Esta mañana hemos tenido la revisión de los dos años… aunque realmente no sé si ha sido una revisión o una chapuza, porque para pesarle y medirle no necesito ir a un ambulatorio, ¡digo yo!.

He venido un poco quemada, esa es la verdad. A lo mejor estoy equivocada, pero tenía la idea de que las revisiones sirven para echar un vistazo general al niño, comprobar que todo anda bien y prevenir si es necesario cualquier problemilla que pudiera surgir. Así que cuando en una revisión se limitan a pesar y medir al niño y preguntarme con quien vive (¿ein?) para a continuación decirme ale, andando para casa, me pregunto qué utilidad tienen.

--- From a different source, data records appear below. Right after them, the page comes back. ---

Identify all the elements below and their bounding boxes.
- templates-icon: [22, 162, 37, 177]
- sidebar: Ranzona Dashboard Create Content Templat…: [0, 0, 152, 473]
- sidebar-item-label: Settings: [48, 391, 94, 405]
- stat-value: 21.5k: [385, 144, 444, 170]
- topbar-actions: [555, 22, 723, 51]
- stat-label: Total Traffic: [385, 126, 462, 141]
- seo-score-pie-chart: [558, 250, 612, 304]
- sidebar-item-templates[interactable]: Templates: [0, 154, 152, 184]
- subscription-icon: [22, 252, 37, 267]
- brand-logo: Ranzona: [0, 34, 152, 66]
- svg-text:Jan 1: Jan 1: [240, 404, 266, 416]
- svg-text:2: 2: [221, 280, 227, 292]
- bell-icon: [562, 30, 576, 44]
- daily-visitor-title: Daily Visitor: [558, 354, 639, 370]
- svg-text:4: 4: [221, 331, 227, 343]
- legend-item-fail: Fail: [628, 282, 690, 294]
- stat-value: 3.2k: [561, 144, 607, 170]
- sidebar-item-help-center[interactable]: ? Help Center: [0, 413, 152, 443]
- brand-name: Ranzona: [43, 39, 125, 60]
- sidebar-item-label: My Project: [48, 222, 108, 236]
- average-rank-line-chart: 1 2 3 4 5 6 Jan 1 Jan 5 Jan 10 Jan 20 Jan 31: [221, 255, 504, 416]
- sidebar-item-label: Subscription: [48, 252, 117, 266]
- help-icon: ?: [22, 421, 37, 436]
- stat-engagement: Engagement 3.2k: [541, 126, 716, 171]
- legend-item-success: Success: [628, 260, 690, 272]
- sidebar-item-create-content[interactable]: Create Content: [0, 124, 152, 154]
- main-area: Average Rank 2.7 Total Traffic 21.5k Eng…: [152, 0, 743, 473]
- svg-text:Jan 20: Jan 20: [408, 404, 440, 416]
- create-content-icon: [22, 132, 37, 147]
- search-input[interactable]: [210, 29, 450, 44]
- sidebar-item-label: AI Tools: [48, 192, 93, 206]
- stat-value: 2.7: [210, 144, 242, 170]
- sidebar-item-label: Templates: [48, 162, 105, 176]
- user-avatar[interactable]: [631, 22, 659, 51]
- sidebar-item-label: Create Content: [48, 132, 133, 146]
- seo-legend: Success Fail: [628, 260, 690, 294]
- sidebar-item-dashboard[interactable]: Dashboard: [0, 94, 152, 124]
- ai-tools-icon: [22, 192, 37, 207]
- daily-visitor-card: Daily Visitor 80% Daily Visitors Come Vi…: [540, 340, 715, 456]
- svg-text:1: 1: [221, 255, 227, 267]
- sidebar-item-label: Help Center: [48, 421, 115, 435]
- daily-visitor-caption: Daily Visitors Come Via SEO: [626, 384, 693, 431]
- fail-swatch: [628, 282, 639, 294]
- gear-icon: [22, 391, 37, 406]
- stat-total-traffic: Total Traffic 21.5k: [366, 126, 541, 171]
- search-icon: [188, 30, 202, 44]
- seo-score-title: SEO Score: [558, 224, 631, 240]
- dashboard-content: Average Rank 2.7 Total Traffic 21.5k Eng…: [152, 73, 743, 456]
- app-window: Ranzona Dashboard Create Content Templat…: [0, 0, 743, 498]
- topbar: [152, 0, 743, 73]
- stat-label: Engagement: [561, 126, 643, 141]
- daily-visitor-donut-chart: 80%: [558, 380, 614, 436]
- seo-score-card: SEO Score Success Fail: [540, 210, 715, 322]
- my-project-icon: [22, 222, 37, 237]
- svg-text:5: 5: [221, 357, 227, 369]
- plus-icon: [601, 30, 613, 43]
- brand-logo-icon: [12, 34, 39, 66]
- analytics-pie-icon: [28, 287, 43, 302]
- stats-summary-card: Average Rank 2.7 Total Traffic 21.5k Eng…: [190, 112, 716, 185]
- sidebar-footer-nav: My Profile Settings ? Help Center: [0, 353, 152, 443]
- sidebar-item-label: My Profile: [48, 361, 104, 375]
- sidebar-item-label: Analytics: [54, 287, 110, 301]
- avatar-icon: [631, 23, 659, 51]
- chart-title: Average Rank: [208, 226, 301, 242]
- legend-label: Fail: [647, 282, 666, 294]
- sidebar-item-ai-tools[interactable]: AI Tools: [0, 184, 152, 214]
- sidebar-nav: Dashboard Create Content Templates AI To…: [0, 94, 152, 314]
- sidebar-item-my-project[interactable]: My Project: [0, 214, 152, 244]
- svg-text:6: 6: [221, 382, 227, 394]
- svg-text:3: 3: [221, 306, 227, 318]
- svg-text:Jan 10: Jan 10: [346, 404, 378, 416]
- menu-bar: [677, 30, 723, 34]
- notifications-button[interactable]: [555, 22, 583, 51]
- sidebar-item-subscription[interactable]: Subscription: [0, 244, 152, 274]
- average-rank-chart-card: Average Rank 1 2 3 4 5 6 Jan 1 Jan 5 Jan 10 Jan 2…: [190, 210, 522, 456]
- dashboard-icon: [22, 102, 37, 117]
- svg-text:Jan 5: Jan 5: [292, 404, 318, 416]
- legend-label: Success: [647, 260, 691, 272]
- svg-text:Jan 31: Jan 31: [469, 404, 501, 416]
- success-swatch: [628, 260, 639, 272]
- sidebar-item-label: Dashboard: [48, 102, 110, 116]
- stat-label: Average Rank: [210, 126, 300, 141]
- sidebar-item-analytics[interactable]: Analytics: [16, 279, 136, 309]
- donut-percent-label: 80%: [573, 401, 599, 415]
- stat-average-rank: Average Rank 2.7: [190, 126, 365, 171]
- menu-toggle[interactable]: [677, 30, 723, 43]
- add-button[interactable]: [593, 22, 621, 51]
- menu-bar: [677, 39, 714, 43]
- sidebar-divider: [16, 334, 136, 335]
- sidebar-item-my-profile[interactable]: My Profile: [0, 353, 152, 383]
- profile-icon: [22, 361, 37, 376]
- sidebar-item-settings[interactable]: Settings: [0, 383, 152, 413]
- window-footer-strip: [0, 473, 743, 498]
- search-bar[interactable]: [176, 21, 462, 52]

No sé, esperaba que le miraran la colita, la boca, cómo camina, que me hicieran alguna preguntilla interesante… pero debe ser que la enfermera de hoy (que no era la de siempre) tenía pocas ganas de trabajar (porque de hablar por el móvil tenía muchas, 10 minutos de reloj para una consulta de 5 minutos de tiempo efectivo empleado en nosotros) o es que no entraba dentro del protocolo mirar nada más.

Así que todo se resume en: 86.50 cm (que creo que es más, pero bueno), 12.320 kg y ambos percentiles de talla y peso en un 50.

Y con esto y un bizcocho… hasta la revisión de los cuatro años.